Power assist robot
Upper limb assist
The Upper-limb power-assist exoskeleton robot has been developing in order to assist daily activities of physically weak persons such as elderly, disabled, or injured persons. The robot assists the motion of the user based on the user's EMG signals. Tremor suppression methods are also studied.
Lower limb assist
The Lower-limb power-assist exoskeleton robot has been developing in order to assist daily activities of physically weak persons such as elderly, disabled, or injured persons. The robot assists the motion of the user based on the user's EMG signals. Perception-assist is also studied as well as power-assist.
If cognitive functions such as eyesight and hearing deteriorate, there is a risk of encountering an accident due to oversight of danger. Therefore, in our laboratory, we are conducting research on "Perception assist" in which the robot corrects the wearer's movements when dangerous or inappropriate movements are performed.
Upper limb perception assist
The upper limb exoskeleton robot uses an angle sensor, a stereo camera, and an ultrasonic sensor to detect the movement of the wearer, the surrounding environment, and the distance to the object.
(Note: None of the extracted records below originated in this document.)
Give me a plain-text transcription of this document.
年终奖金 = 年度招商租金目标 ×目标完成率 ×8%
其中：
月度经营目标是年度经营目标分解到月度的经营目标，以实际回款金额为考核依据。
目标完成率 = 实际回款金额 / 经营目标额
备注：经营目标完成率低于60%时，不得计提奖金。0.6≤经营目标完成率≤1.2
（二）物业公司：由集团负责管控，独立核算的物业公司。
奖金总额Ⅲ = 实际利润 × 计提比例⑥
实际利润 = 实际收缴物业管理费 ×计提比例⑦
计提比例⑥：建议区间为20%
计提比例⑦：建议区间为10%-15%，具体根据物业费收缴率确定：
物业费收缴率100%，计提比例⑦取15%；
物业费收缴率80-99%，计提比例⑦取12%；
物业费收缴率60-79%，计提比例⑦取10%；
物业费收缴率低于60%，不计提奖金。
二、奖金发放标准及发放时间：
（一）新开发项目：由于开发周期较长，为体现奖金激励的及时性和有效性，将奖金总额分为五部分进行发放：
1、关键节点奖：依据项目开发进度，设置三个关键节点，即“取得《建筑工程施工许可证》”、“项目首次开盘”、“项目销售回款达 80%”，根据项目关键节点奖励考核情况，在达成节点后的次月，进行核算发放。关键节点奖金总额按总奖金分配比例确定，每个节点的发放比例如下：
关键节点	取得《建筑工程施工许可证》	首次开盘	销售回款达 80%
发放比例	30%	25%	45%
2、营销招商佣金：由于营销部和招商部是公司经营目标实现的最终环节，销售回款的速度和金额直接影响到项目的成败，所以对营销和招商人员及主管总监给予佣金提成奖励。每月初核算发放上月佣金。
By determining the wearer's task based on this information and setting a virtual tunnel according to the task, if the wearer's hand is heading in an unintended direction, motion correction is performed and the target is reached. Guide the wearer's hands.
Lower limb perception assist
In perception assist using the lower limb exoskeleton robot, the wearer's movements and the surrounding environment are detected based on the information from the distance measuring sensor and the angle sensor. Then, when a dangerous operation such as stumbling on an obstacle or failing to sit on the chair is detected, the movement of the wearer is corrected to avoid the danger. In addition, in relation to fall prevention by cognitive assistance, we are also conducting research to reproduce falls by applying perturbations to the wearer using a lower limb exoskeleton robot and elucidate the mechanism of falls.
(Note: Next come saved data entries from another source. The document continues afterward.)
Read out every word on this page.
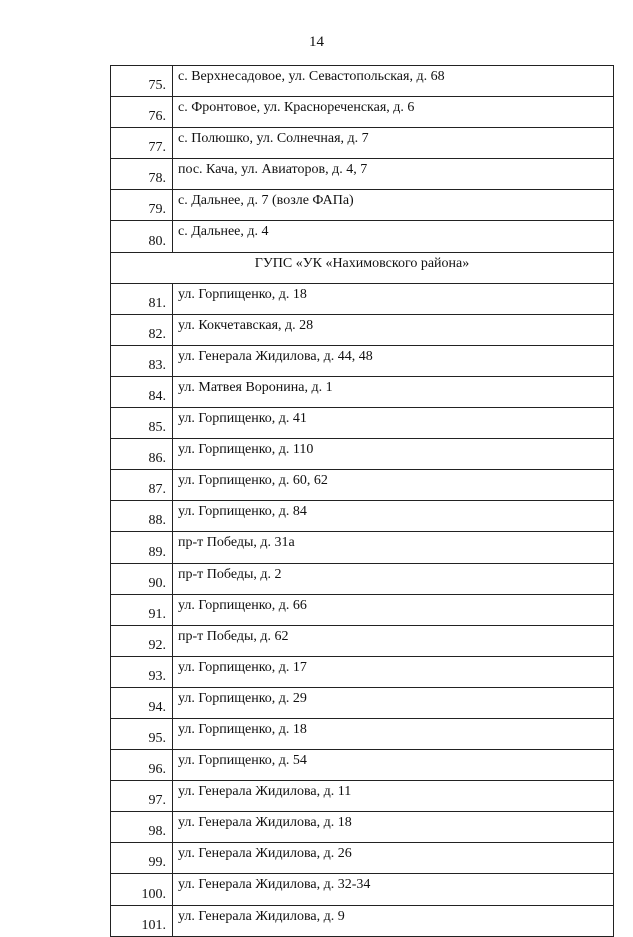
14
75.	с. Верхнесадовое, ул. Севастопольская, д. 68
76.	с. Фронтовое, ул. Краснореченская, д. 6
77.	с. Полюшко, ул. Солнечная, д. 7
78.	пос. Кача, ул. Авиаторов, д. 4, 7
79.	с. Дальнее, д. 7 (возле ФАПа)
80.	с. Дальнее, д. 4
ГУПС «УК «Нахимовского района»	
81.	ул. Горпищенко, д. 18
82.	ул. Кокчетавская, д. 28
83.	ул. Генерала Жидилова, д. 44, 48
84.	ул. Матвея Воронина, д. 1
85.	ул. Горпищенко, д. 41
86.	ул. Горпищенко, д. 110
87.	ул. Горпищенко, д. 60, 62
88.	ул. Горпищенко, д. 84
89.	пр-т Победы, д. 31а
90.	пр-т Победы, д. 2
91.	ул. Горпищенко, д. 66
92.	пр-т Победы, д. 62
93.	ул. Горпищенко, д. 17
94.	ул. Горпищенко, д. 29
95.	ул. Горпищенко, д. 18
96.	ул. Горпищенко, д. 54
97.	ул. Генерала Жидилова, д. 11
98.	ул. Генерала Жидилова, д. 18
99.	ул. Генерала Жидилова, д. 26
100.	ул. Генерала Жидилова, д. 32-34
101.	ул. Генерала Жидилова, д. 9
Perception assist using vibration stimulation
We are conducting basic research to elucidate the degree of influence on each joint movement by applying the motion illusion and tonic vibration reflex (TVR) generated by applying vibration stimulation to muscle tendons to each joint movement. In the future, we are aiming to apply it to various fields such as perception assist, rehabilitation, and tremor suppression.
Tremor is a rhythmic and oscillating involuntary movement between antagonistic muscles that function complementarily, and is known as unintended trembling. In our laboratory, we are studying a tremor suppression method that generates anti-phase motion of tremor by using tonic vibration reflex (TVR) by mechanical vibration stimulation.
The majority of stroke patients suffer from the sequelae of paralysis of the upper and lower limbs. In our laboratory, we are investigating the feasibility of a method using mechanical vibration stimulation as one of the rehabilitation methods.
Rehabilitation using mechanical vibration
Rehabilitation is performed by using the phenomena of "motor illusion" and "tonic vibration reflex (TVR)" caused by vibration stimulation to generate the movement sensation and actual movement of the paralyzed limbs of a stroke patient. We are conducting basic research to do so.
Micro surgical robot
In recent years, surgical robots have been developed to support doctors' surgery. The conventional surgical robot has a demerit that there is no force feedback from the slave hand and the user has to operate by relying only on the image. In order to solve this problem, our laboratory is researching a method for feeding back the force applied to the slave hand to the master hand operated by a person.
Robot artificial limb
We are developing an intelligent robot artificial limb. By driving a robot hand that anatomically imitates the fingers of the human body using the myoelectric potential of the forearm and the myoelectric potential of the defective muscle estimated by machine learning as command values, it has flexibility and versatility close to that of the human hand.